The results of user research informed my next iteration on the design. I set out to strategize my approach to designing for all aspects of the reporting experience and interaction. This became the structure of my design specifications. This included, but was not limited to:

  • Top level flows for entering, exiting and editing a report
  • Grid behavior with motion animation within the report creator
  • Adaptive charts within a responsive grid
  • A drill down interaction model with motion animation (based on our builder design principles)
  • Report creation ‘micro’ interactions with toolbars (scaling functionality across multiple versions )

Shown below are some design artifacts:

Dashboard builder that is pre-populated with new card affordance

Creating a text card in the dashboard builder

Motion studies of grid behavior (credit goes to Motion Designer, Michael Dulin)

Scaling ‘micro’ UI studies

Final toolbar pattern designs (credit goes to Visual Designer, Jonathan Howell)

Option to publish a report

Published dashboard ready to share


We continued to leverage usability testing to ensure that our initial release of this new reporting experience was something we could be proud of. We see adoption steadily increasing by observing the number of dashboards published each week. Next we’ll focus on how we can impact the business by optimizing the dashboard collaborator experience.
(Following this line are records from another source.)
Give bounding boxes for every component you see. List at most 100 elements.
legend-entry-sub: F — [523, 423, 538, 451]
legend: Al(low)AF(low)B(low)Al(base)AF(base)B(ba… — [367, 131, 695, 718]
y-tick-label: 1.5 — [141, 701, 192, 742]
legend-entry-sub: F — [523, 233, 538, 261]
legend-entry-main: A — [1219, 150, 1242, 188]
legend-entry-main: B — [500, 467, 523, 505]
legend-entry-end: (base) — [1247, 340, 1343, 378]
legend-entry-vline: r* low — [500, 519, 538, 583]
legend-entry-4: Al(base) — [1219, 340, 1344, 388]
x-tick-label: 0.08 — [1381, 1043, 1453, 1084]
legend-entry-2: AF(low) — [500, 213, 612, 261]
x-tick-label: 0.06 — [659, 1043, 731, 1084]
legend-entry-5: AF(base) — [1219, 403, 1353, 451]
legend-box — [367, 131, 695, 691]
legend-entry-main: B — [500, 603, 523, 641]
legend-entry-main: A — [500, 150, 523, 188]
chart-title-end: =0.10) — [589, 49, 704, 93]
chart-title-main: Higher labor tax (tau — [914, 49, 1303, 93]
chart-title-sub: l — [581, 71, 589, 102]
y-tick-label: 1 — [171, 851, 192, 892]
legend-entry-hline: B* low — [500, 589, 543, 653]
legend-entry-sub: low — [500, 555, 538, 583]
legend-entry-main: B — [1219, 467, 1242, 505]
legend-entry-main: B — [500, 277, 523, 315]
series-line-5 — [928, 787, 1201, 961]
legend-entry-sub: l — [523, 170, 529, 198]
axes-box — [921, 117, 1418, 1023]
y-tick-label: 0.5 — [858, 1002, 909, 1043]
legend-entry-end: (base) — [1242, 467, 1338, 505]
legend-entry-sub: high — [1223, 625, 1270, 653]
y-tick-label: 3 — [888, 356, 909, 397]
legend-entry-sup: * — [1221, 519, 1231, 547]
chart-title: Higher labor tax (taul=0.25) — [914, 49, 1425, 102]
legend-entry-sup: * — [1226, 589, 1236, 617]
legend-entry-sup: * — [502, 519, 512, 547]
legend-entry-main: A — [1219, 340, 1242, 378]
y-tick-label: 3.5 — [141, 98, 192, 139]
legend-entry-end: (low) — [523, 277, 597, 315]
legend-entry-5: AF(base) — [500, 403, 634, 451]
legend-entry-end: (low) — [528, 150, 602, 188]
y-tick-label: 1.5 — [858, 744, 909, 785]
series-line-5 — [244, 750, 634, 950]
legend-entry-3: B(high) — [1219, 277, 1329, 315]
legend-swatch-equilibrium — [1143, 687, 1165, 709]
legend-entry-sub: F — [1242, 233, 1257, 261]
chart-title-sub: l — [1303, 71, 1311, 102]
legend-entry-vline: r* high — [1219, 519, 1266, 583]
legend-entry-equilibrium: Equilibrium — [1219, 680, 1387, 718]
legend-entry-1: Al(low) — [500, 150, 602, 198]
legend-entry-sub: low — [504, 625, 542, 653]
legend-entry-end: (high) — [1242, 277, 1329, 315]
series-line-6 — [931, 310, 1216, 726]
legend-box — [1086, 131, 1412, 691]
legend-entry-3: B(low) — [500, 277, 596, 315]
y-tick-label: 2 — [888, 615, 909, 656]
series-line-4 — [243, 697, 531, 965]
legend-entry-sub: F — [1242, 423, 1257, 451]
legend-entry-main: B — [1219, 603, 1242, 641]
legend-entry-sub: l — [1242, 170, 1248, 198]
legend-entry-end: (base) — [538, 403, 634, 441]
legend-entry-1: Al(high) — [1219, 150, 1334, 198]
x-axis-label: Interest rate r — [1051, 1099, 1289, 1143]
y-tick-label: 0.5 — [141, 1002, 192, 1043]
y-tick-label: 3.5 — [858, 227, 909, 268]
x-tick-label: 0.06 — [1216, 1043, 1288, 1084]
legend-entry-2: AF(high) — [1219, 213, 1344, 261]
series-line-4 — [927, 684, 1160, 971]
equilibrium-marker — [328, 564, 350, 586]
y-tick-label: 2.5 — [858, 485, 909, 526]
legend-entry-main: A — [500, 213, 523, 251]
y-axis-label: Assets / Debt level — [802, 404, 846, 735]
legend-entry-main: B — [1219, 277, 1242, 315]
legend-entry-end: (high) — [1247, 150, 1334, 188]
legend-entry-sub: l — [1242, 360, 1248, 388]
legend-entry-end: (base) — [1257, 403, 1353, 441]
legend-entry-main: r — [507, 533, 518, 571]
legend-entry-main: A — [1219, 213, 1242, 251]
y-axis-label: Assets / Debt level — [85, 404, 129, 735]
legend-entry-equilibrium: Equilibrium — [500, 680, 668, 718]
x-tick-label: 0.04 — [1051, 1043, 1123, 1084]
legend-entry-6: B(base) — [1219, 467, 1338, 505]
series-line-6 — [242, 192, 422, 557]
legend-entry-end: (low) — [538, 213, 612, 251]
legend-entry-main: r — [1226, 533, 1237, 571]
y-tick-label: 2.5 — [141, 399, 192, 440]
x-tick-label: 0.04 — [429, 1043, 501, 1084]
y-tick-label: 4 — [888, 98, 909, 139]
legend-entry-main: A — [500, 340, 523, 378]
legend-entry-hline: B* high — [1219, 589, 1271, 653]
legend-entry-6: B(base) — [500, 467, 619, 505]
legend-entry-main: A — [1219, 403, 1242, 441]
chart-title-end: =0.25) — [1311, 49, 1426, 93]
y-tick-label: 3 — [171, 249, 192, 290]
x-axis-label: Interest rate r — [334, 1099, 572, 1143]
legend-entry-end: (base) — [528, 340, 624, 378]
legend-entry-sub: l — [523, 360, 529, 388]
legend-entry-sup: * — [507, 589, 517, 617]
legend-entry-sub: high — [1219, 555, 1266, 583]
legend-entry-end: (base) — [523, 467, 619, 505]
To date this has been one of the most fulfilling projects that I have designed for. I have the honor to work with some of the best people I’ve ever worked with. Special thanks goes out to my design team mates who’ve contributed to the success of this project via several peer critiques and workshops. I’m also grateful to my product team and as well as our user researchers who’ve worked tirelessly to help me (in)/validate my design assumptions.